Лила снова встала и подошла к груде платьев.
– Плодовитость, конечно, – бросила она, наклоняясь над нарядами. – Способность производить маленьких графов десятками, если не дюжинами. Как насчет зеленого? Оно не такое скучное, как белые.
– Вы с отцом любите друг друга, – заметила Эди, игнорируя тот факт, что Лила пытается превратить вырез зеленого платья в нечто чувственное, что, разумеется, было невозможно. – Вы просто не…
– …нравимся друг другу, – докончила за нее Лила и одним движением оторвала от выреза кружевную отделку.
– Я в это не верю. Вы нравитесь друг другу. Просто вам следует больше разговаривать. Но пока что оставим в стороне твой достойный сожаления брак. Я пытаюсь сделать все, чтобы мой оказался счастливым. Не хочу, чтобы Кинросс думал, что я нечто вроде вялой лилии.

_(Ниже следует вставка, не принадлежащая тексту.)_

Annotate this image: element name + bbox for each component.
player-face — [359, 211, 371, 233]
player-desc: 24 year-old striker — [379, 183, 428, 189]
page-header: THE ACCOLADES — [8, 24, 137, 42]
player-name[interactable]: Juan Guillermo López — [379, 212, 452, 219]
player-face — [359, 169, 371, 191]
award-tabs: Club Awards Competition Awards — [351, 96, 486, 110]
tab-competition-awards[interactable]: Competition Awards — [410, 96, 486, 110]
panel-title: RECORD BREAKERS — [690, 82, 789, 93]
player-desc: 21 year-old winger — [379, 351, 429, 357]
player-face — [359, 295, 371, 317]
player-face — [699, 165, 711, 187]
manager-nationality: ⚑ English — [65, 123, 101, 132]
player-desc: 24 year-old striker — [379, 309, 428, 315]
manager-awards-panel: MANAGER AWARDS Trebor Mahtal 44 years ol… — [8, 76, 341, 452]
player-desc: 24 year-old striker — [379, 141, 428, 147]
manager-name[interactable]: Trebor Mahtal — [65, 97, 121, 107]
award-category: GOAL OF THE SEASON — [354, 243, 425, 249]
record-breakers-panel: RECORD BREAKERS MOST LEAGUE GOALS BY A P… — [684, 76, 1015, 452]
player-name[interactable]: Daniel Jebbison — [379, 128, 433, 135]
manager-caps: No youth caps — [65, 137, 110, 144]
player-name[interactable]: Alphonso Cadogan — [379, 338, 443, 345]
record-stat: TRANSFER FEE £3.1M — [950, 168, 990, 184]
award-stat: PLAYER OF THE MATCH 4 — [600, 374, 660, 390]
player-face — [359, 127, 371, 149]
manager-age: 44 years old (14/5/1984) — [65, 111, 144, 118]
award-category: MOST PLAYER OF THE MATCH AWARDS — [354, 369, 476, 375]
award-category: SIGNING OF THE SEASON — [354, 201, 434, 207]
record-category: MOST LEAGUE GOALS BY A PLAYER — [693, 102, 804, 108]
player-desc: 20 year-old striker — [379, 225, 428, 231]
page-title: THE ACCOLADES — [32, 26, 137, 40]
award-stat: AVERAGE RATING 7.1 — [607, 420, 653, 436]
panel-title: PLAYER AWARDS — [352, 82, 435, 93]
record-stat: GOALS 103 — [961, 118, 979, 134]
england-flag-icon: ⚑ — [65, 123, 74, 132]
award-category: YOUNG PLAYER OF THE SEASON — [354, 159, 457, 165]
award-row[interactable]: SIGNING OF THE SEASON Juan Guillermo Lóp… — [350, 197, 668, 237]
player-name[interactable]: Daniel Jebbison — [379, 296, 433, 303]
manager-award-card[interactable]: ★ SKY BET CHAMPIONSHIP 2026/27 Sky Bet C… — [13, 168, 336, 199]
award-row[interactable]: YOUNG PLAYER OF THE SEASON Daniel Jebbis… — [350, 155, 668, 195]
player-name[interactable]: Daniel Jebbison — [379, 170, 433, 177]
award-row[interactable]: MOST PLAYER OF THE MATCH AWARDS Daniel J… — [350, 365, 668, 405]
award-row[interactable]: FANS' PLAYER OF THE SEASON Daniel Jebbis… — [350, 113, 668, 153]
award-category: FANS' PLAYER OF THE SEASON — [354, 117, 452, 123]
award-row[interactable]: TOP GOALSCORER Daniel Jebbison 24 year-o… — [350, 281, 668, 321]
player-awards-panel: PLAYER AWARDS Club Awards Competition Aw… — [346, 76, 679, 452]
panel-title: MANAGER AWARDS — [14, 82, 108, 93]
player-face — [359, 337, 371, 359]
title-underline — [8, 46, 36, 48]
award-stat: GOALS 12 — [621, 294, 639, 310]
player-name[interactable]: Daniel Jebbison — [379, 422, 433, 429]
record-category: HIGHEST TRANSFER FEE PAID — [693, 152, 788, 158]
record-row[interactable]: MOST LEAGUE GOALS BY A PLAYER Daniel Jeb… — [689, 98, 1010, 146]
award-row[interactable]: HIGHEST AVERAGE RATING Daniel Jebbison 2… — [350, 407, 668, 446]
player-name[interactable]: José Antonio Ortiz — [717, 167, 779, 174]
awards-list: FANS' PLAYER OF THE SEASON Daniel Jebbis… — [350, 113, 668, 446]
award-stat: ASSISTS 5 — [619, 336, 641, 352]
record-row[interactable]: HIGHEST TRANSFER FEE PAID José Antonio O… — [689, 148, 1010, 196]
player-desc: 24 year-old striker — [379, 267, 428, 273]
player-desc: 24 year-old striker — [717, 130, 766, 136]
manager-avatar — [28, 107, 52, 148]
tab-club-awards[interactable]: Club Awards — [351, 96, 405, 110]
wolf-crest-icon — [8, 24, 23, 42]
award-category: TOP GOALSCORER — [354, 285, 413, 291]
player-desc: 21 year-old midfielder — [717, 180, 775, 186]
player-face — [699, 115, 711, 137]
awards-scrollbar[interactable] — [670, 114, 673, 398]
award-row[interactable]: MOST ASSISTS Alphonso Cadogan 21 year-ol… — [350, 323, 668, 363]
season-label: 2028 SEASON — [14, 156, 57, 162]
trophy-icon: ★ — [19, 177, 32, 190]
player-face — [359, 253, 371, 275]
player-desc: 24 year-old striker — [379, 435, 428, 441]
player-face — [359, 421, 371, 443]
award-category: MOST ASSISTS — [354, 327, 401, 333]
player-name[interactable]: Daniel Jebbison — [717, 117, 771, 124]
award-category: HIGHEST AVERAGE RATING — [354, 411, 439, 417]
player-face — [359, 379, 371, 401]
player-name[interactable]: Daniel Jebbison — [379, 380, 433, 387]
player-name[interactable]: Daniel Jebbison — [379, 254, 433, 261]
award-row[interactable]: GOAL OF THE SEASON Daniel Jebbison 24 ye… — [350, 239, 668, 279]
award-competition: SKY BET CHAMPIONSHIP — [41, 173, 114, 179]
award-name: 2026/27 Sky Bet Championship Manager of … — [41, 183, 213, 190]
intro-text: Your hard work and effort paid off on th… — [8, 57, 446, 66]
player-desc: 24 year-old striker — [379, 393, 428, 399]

– После твоего письма вряд ли ему это придет в голову, – покачала головой Лила. – Слава богу, у твоего отца оказалась книга шекспировских цитат. Полагаешь, Кинросс воображает тебя синим чулком, перечитавшим все эти пьесы?
– Скоро он обнаружит, что это не так, – заверила Эди. – Ты решила уничтожить это платье?
Мачеха подняла зеленое платье, с которого спорола белое кружево.
– Если оттянешь рукава, чтобы обнажить плечи, это платье может оказаться очень привлекательным.
– Не желаю ничего привлекательного. Желаю быть такого рода женщиной, которая разбрасывается непристойными шуточками.
– Такой женщине непременно понравилось бы это платье. Возможно, я еще решу убежать от твоего отца и открыть собственную модную лавку.
Эди подошла и взяла наряд.
– Я не могу это надеть. Смотри: ты порвала плечо по шву. Я просто не желаю играть роль девственного лебедя.
– Но ты и есть девственница, – вздохнула Лила. – Думай об этом, как о неизбежном этапе своей жизни. Когда-нибудь ты станешь старой и беззубой, и тебе придется питаться бульоном. К несчастью, мужчины смотрят на женщин, как на новое вино, которое хорошо только, пока его не откупорят.
Эди пыталась осознать это, но не смогла.
– Но я знала женщин замужних, которым за тридцать, и они все равно не носят ничего, кроме белого. Я считаю дам, упорствующих в подобном заблуждении, достойными лишь жалости, – добавила Лила.
Но всякий мог предположить это, взглянув на разницу между белым платьем и смелыми яркими туалетами Лилы.